Il fascino dell'America, terra di infinite opportunità e innumerevoli contraddizioni ne “Lo zoo di vetro” di Tennessee Williams, un testo emblematico del XX secolo che ritorna nell'Isola nella mise en scène di Progetto U.R.T./ Compagnia Jurij Ferrini da mercoledì 27 febbraio fino a domenica 3 marzo (da mercoledì a sabato alle 20.45, la domenica alle 19) al Teatro Massimo di Cagliari sotto le insegne del CeDAC per M'Illumino di Prosa/ la Stagione 2012-13, nell'ambito del XXXIII Circuito Teatrale Regionale Sardo. Nel cast, accanto a Jurij Ferrini, che firma anche la regia e interpreta il doppio ruolo di Tom e Jim, le attrici Alessandra Frabetti (Amanda) e Isabella Macchi (Laura).
Ritratto di una famiglia spezzata, all'ombra della Recessione, con una madre e i suoi due figli impegnati nella difficile arte della sopravvivenza dopo l'abbandono del rispettivo marito e padre, la pièce del drammaturgo statunitense racconta delle ambizioni e aspirazioni del giovane Tom costretto a scegliere tra il proprio destino, e la sua ansia di libertà, e il profondo affetto che lo unisce alla sorella Laura, prigioniera della propria fragilità, quasi fosse anch'essa una statuina di vetro del suo “zoo”.
Il legame tra i due fratelli, rafforzatosi quasi a colmare il vuoto lasciato dalla figura paterna, e il sentimento di protezione che prova verso quella creatura così delicata e introversa, che pare vivere in un suo mondo fantastico, impedisce al ragazzo di spiccare il volo: la psiche di Laura, ancor più che il suo aspetto, risente di una lieve menomazione fisica che l'ha spinta a chiudersi ancor più in se stessa, come per sottrarsi al dolore e alla crudeltà della vita. Tuttavia Amanda, la madre, perduta nei rimpianti del passato e nei labirinti della memoria, non rinuncia a sperare in una sorta di riscatto per la figlia, magari attraverso un matrimonio, alimentando così sogni e speranze (forse) irrealizzabili.

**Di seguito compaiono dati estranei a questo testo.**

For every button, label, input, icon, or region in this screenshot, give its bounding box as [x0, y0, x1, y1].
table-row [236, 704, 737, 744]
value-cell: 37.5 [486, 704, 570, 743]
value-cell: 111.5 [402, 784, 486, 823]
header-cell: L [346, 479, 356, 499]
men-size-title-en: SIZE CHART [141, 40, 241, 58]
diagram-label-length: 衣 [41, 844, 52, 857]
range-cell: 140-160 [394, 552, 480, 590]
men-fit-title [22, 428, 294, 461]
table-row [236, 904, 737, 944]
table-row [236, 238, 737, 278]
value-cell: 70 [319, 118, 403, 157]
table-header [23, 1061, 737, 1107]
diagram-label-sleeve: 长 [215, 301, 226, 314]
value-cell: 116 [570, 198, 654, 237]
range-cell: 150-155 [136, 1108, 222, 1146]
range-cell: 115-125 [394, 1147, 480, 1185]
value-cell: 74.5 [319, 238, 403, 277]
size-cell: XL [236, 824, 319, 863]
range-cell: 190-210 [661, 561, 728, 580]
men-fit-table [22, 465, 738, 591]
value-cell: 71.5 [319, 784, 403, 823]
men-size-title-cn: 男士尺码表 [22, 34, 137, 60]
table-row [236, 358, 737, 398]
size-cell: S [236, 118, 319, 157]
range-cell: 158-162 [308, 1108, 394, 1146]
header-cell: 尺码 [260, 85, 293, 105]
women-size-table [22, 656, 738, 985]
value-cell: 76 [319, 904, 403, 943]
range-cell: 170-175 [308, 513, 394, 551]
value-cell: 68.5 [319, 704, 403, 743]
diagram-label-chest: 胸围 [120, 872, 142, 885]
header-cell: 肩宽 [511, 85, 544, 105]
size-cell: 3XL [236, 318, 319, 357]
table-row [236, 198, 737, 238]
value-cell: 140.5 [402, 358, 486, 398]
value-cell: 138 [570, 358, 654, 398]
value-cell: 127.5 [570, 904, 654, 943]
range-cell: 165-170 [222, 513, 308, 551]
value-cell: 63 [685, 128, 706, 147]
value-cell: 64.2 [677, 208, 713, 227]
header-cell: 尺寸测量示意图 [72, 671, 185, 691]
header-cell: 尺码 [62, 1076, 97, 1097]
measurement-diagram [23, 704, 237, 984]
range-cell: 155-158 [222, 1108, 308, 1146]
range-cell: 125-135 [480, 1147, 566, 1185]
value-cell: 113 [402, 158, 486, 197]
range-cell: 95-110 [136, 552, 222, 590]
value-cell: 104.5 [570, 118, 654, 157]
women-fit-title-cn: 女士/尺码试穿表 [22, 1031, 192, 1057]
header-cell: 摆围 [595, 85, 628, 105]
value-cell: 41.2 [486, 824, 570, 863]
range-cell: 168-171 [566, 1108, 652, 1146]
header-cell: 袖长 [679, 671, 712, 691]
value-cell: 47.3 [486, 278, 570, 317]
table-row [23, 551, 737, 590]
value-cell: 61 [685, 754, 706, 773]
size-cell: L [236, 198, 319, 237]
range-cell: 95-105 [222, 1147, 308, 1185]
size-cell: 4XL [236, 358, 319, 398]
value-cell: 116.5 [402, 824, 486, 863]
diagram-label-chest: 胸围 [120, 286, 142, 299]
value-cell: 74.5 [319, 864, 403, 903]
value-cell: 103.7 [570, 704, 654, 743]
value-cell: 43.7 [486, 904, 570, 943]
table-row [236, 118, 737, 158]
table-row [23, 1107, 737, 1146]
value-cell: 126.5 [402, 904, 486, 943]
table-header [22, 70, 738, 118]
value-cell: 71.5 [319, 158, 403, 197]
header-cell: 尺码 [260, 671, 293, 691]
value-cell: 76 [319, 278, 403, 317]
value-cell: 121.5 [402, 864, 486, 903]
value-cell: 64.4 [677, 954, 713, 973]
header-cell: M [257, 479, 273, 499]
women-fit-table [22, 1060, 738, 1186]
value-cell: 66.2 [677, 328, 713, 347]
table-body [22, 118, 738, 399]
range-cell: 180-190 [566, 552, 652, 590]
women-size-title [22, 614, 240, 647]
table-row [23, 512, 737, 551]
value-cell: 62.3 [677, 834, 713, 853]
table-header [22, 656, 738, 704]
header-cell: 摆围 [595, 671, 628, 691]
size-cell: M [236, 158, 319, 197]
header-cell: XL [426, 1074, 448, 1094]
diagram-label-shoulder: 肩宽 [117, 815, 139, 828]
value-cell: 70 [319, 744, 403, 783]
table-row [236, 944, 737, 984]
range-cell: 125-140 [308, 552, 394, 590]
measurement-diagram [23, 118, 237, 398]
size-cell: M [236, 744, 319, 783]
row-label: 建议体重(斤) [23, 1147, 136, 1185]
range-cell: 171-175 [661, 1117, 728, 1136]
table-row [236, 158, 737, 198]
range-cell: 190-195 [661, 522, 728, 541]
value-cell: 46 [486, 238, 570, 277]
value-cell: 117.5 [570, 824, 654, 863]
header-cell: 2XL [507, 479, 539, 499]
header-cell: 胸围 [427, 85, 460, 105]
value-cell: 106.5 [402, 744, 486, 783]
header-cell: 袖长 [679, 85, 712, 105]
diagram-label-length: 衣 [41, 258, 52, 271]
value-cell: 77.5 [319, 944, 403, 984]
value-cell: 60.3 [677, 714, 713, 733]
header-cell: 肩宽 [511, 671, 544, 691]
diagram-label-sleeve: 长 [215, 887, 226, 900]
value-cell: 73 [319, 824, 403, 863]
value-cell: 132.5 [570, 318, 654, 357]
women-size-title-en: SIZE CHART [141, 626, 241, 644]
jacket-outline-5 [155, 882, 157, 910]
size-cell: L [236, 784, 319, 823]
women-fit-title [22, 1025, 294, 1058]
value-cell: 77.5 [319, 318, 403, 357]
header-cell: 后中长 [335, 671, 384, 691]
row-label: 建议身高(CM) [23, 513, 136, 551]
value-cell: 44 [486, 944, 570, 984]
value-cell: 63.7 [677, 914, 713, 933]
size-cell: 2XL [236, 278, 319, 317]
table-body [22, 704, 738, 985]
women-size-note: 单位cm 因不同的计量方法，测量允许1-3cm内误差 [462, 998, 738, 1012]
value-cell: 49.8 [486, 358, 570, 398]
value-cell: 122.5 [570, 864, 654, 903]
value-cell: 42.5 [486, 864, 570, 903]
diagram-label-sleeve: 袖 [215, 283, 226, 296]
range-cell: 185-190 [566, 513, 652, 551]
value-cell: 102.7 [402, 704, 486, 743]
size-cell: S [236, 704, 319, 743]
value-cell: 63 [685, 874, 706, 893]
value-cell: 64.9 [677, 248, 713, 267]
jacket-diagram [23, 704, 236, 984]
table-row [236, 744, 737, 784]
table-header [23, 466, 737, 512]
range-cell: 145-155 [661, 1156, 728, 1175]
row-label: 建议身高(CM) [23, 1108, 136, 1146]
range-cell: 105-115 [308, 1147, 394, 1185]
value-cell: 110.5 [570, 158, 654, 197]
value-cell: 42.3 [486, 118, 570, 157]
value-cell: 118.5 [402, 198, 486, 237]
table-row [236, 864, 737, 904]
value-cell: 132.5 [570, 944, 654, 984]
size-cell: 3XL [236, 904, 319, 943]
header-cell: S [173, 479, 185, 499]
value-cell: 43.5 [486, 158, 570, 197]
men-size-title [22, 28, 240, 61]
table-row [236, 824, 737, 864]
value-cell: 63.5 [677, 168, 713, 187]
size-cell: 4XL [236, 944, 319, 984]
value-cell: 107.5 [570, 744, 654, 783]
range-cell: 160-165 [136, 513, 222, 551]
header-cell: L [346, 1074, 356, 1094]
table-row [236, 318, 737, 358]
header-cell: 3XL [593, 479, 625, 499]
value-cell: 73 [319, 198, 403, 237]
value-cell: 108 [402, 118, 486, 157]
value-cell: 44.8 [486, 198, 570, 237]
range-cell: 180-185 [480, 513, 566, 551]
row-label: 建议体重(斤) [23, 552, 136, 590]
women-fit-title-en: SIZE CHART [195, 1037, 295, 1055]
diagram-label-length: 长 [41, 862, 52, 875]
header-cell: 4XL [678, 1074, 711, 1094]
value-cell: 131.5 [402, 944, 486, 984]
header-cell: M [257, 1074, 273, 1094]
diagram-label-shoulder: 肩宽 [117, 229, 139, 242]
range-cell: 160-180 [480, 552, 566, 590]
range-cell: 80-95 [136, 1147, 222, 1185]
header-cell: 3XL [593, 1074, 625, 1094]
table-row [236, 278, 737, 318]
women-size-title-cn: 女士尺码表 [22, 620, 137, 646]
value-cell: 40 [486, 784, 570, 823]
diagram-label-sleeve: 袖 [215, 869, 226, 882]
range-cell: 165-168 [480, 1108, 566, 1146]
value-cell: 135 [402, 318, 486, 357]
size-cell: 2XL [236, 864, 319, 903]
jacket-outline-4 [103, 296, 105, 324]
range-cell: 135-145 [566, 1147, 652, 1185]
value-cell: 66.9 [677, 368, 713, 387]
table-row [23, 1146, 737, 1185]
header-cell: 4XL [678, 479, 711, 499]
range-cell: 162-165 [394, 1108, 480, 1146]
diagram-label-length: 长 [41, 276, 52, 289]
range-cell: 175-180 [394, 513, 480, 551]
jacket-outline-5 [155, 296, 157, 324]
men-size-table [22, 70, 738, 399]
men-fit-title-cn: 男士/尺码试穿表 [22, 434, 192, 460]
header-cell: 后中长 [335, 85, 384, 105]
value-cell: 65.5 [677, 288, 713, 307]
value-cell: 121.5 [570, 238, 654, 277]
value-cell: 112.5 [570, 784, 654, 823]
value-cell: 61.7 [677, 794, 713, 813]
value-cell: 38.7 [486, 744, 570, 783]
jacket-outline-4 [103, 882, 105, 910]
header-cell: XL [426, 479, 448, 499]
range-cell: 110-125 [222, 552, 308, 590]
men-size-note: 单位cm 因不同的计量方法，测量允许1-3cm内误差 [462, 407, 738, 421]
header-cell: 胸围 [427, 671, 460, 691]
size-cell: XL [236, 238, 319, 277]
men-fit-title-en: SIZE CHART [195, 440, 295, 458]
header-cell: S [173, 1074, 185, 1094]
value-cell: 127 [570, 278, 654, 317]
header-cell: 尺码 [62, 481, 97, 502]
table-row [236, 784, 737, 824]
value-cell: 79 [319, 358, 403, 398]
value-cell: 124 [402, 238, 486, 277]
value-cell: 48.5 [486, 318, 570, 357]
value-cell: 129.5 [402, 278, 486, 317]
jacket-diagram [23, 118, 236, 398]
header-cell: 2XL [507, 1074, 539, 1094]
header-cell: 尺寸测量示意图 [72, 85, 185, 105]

La struggente malinconia di un blues sembra accompagnare la vicenda che riaffiora dai ricordi del protagonista, ardente di vita e però frenato dall'esigenza di non ferire la sorella, e non lasciarla alla sua solitudine dopo un nuovo abbandono, insieme a una madre in balìa di antichi fantasmi, glorie e fasti del passato e dell'urgenza di conservare, oltre la decadenza e lo sfacelo, almeno le apparenze del decoro e del prestigio sociale. Nell'attenta ricostruzione delle dinamiche, dei comportamenti, degli atteggiamenti è svelata tutta l'ambiguità dei rapporti, tra possessività e rifiuto, abnegazione e sacrificio ma anche muta preghiera, in una coralità di voci che son l'una di contrappunto all'altra, a comporre il vago affresco di una varia, e variamente infelice ma pure solare, coraggiosa umanità.
“Lo zoo di vetro” mostra l'intrecciarsi di tre solitudini, tra immedicabili ferite dell'anima – e dell'orgoglio – in un presente che si consuma tra il peso del passato e la negazione del futuro, sul filo della nostalgia e cullato dalla nebbia dei sogni finché l'ennesimo litigio romperà quel precario equilibrio, mandando in frantumi le illusioni per mostrare il volto, amaro, della verità. E l'aroma salso dell'oceano, il profilo di una nave segnano l'ora del distacco, il possibile inizio di una nuova vita.
“Lo zoo di vetro” (The Glass Menagerie) consacrò il talento di drammaturgo di Tennessee Williams (al secolo Thomas Lanier Williams), dando il via a una serie di successi – sul palcoscenico ma anche sul grande e sul piccolo schermo - da “Un tram che si chiama desiderio” (indimenticabile il film di Elia Kazan, con Vivian Leigh e Marlon Brando) a “La gatta sul tetto che scotta” e “Improvvisamente l'estate scorsa”, fino a “La dolce ala della giovinezza” e “La notte dell'iguana”.
Su quest'opera, in cui si respira l'atmosfera della Grande Depressione, incombe il sentimento della fine inevitabile di ogni (illusoria) felicità, la consapevolezza della perdita, della rinuncia a inarrivabili ideali per ritrovare infine, nella fatica e nell'impegno quotidiano, nelll'infinito tra cielo e mare, se stessi e la propria vera natura. La sofferenza è forse la chiave per una più acuta comprensione dell'universo, l'indispensabile passaggio di una catarsi. Tragica. Ma inevitabile.